De même, Elbit a contribué à la militarisation de la frontière entre les États-Unis et le Mexique.

D’autres opportunités apparaîtront si l‘Union européenne continue à se comporter de façon cruelle envers les réfugiés. Le ministère israélien de la Défense a signalé qu’il envisageait de tirer prioritairement profit de ces opportunités.

Les leçons qu’on doit tirer de la pandémie du Covid-19 deviennent on ne peut plus claires.

Pratiquer des coupes sombres dans les budgets de la santé – et c’est ce qui s’est produit dans de nombreux pays – peut avoir des répercussions dévastatrices.

Si les dirigeants politiques veulent être préparés à de futures situations d’urgence, il est d’une importance vitale qu’ils changent d’approche, dans ce cas. Il est vital, avant toute chose, de traiter les soins de santé comme un droit et non comme une marchandise.

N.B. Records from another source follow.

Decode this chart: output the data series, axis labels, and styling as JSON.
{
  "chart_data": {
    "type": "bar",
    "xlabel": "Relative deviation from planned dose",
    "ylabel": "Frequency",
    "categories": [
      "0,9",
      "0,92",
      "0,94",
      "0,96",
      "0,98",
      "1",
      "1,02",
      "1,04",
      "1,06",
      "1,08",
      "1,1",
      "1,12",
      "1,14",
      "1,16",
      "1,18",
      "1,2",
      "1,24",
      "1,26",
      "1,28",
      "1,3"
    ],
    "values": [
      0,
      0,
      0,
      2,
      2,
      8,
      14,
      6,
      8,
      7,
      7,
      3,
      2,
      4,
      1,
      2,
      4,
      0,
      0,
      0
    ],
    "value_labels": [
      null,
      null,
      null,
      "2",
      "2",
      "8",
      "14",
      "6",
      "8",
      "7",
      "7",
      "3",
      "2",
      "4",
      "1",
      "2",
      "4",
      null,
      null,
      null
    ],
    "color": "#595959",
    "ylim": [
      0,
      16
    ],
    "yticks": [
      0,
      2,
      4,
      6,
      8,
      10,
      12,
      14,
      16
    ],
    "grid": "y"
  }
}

Il est tout aussi vital de réduire considérablement les dépenses militaires et, en lieu et place, d’investir davantage dans la médecine et l’éducation.

Du fait que les dirigeants politiques sont tributaires des idéologues de droite, un changement de direction semble improbable. Cela ne signifie pas que nous ne devrions pas nous organiser pour exiger ces choses.

Depuis trop longtemps, de nombreux hommes politiques admirent la façon dont Israël a tiré parti des opportunités que lui offrait l’occupation militaire de mettre sur pied une industrie extrêmement lucrative des armements.

Des sociétés comme Elbit pourraient être en mesure de se féliciter entre elles pour avoir apporté une petite contribution en vue de mettre un terme à une pandémie – si c’est bien ce qu’elles font, toutefois.

Cette petite contribution ne devrait pas cacher à quel point tous les contrats décrochés par Elbit ont été entachés de sang palestinien.


Publié le 11 avril 2020 sur The Electronic Intifada
Traduction : Jean-Marie Flémal

David Cronin est l’auteur de plusieurs ouvrages, dont Europe Israël : Une alliance contre-nature (Ed. La Guillotine – 2013) et  Europe’s Alliance With Israel: Aiding the Occupation (Pluto Press, 2011 – L’Alliance de l’Europe avec Israël contribue à l’occupation). Il a participé à la rédaction du rapport “The israeli lobby and the European Union”. 
Son dernier livre est : Balfour’s Shadow: A Century of British Support for Zionism and Israel (Pluto Press – Londres 2017).

Il a écrit de nombreux articles pour de nombreuses publications, dont The Guardian, The Wall Street Journal Europe, European Voice, the Inter Press Service, The Irish Times and The Sunday Tribune. En tant qu’activiste politique, il a tenté d’appliquer un état d’ »arrestation citoyenne » à Tony Blair et Avigdor Lieberman pour crimes contre l’humanité.